Noticed this today.
Given that a file named \"existing\" exists in the PWD of a java process (windows).
new File(\"existing\").exists() => true
Remember that "" is NOT the same as null. Thusly
new File("", "existing").exists()
does not assume the . directory. As @Dylan Halperin said, on Linux using "" directs to the root / directory, as I found using this code:
import java.io.*;
class FileTest {
public static void main(String args[]) {
String nullStr = null;
File f1 = new File(nullStr, "f1");
File f2 = new File("", "tmp");
System.out.println("f1.exists(): " + f1.exists());
System.out.println("f2.exists(): " + f2.exists());
}
}
Output:
f1.exists(): true
f2.exists(): true
Yes, I had created a file named "f1" in the working directory.
I remember encountering this many moons ago, so I did some digging in the actual source. Here is the relevant source documentation from File.java:
/* Note: The two-argument File constructors do not interpret an empty
parent abstract pathname as the current user directory. An empty parent
instead causes the child to be resolved against the system-dependent
directory defined by the FileSystem.getDefaultParent method. On Unix
this default is "/", while on Microsoft Windows it is "\\". This is required for
compatibility with the original behavior of this class. */
So, the non-obvious behavior appears to be due to legacy reasons.

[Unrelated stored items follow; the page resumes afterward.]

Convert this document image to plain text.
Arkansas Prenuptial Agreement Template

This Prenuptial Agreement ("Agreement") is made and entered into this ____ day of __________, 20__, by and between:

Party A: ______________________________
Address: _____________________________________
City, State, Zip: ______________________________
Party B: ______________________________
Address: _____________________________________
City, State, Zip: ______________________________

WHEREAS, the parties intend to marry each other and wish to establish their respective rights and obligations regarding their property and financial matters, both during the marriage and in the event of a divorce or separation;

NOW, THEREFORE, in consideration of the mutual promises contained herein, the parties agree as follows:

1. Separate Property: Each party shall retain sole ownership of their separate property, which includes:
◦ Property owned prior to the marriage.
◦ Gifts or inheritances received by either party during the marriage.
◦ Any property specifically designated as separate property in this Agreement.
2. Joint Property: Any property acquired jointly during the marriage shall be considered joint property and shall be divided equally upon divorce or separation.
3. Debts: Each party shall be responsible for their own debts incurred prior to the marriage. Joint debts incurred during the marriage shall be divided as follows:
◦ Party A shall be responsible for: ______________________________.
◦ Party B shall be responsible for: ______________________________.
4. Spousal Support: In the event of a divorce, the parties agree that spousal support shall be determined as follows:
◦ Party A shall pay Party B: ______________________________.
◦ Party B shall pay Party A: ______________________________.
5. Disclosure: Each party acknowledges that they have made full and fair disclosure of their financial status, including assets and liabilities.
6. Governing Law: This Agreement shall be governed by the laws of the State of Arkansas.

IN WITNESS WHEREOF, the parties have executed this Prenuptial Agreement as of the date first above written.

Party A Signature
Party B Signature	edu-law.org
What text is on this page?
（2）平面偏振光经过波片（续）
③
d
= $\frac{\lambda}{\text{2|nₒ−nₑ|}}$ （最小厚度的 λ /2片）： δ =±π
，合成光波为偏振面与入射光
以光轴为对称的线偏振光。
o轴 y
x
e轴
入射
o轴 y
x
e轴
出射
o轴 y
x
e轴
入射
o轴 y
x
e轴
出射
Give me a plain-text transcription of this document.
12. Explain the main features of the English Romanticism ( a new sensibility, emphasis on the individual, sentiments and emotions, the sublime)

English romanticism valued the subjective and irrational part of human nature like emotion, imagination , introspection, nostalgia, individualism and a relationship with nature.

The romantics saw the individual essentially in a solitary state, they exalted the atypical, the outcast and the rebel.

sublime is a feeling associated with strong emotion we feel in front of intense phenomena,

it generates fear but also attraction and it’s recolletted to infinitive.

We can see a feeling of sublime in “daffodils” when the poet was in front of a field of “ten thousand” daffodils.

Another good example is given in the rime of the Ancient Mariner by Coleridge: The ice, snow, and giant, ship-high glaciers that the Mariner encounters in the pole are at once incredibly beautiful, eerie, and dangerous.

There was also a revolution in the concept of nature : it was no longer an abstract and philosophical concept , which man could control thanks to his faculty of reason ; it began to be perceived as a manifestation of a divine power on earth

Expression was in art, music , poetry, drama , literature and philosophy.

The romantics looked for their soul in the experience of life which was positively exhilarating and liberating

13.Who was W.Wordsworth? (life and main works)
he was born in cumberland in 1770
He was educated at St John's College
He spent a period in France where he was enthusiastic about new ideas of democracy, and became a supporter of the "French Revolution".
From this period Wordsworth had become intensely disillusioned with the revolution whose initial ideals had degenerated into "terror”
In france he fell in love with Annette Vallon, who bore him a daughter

The two argument constructor expects a parent directory name, so your second line looks for a file whose relative path is "/existing". On a linux type system, "/" is the root (as far as I know), so /existing is very unlikely to exist. On windows, I'm not sure what it interprets that as by default, but if I open up a command line and say cd /Desktop
(working directory being my user folder) it says it can't find the path specified.
From java.io.File:
If parent is the empty string then the new File instance is created
by converting child into an abstract pathname and resolving the result
against a system-dependent default directory.
There's no mention of what the default directory is.
This is what's happening. But I agree because this is confusing
new File("", "test").getAbsolutePath() => /test
new File(".", "test").getAbsolutePath() => ${pwd}/test
I have no idea why this is the case because I had assumed it would also be pwd for the first one.